When Matthew Flinders completed the first circumnavigation of Australia in 1803, he readily established it as the world’s largest island. How large exactly is harder to answer. The 1978 Year Book of Australia, for example, gives the length of the country’s coastline as 36,735 km. The Australian Encyclopaedia, published from 1925 to 1996, quotes the wildly different figure of 19,658 km. What is going on?
Lewis Fry Richardson was an English physicist and meteorologist. He was also a Quaker and pacifist. Appalled by the slaughter of World War I, he decided to analyse conflict mathematically. Following a hunch that the risk of a flare-up might depend on the length of two countries’ common borders, he ploughed through some statistics, and noticed that many countries gave highly discrepant estimates. Richardson carried out a careful study to get to the bottom of the confusion. He soon put his finger on the key point that the length of a boundary depends on the scale at which it is measured.
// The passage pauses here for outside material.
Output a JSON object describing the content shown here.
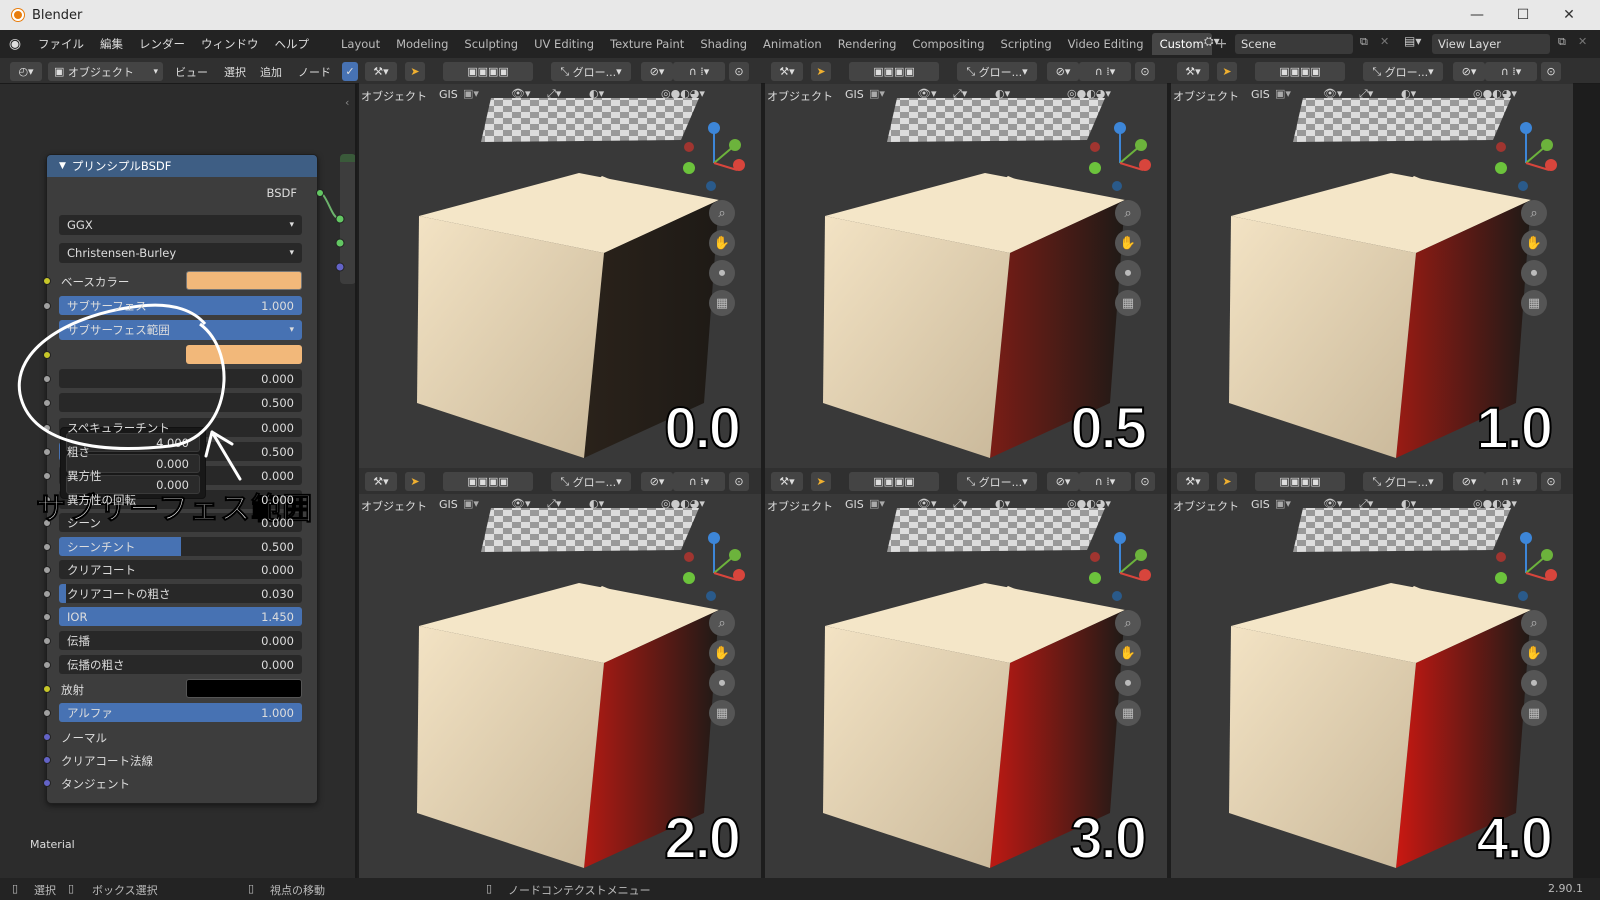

When Flinders sailed around Australia, you might think his journey would be somewhat longer than the length of actual coastline, given the ship was out at sea. In fact the opposite is true. If a ship visited every little bay and inlet, and hugged the coast around every promontory, it would clock up many more kilometres than simply sailing by offshore. If a surveyor walked along every beach and coastal path, measuring the distance around each rocky outcrop, the length would be greater still. The length just seems to go up and up the smaller the scale used to measure it, because the wiggliness doesn’t diminish. Contrast this with a smooth curve, like a sagging rope, where the line gets straighter and straighter on smaller scales, and the total length converges to a definite answer as the segment size of each measurement shrinks to zero.
So does it make any sense to even talk about the length of a coastline? Richardson recognised the boundaries of countries with very wiggly features, like Norway, would in some sense be longer than those, like South Africa, that have relatively smooth coastlines.
How to make this precise? Although all coastlines are longer the smaller the scale on which they are examined, the rate at which that length grows as one zooms in to ever finer scales varies from country to country. Richardson determined that if the ruler length is l, then the total length varies like lD, where D is a number depending on the degree of wiggliness. For a smooth curve, like a sagging rope, D = 1. But for a line that gets ever longer on smaller and smaller scales, D will be greater. A careful analysis shows that D = 1.52 for Norway and 1.05 for South Africa, confirming one’s intuition that South Africa is somehow ‘smoother’ than Norway. Using the same formula, Britain comes out at 1.25 and Australia at 1.13.
Richardson’s proposal went largely ignored until 1975, when the mathematician Benoit Mandelbrot recognised his predecessor had tapped into something mathematically profound. He argued that Richardson’s scaling parameter D could be interpreted as the dimension of the line. In elementary geometry, smooth lines (e.g. sagging ropes) have dimension 1 and areas have dimension 2. An infinitely wiggly line, however, is somehow trying to fill out an area but failing. D, a number between 1 and 2, is a measure of how close the line gets to being an area.
Mandelbrot coined the term ‘fractal dimension’ for D. Thus Australia has a coastline with fractal dimension 1.13 – bigger than a smooth curve but less than Norway’s coastline.
Following Mandelbrot’s work, fractals became all the rage, inspiring works of art as well as advances in scientific areas such as chaos theory. The concept can be extended to any dimension, such as areas that strive to become volumes, or solids full of holes trying to become areas.
Once you start looking, fractals (or at least good approximations) crop up everywhere in nature, wherever there are irregularities over many scales of size – the shapes of fern leaves, the filigree patterns of capillaries or the tributary system of river deltas, the jagged outlines of mountain ranges, and the spiky pathways of lightning, snowflakes and sponges. The concept also has practical value across engineering and medicine, from image data compression to retinal damage in diabetics.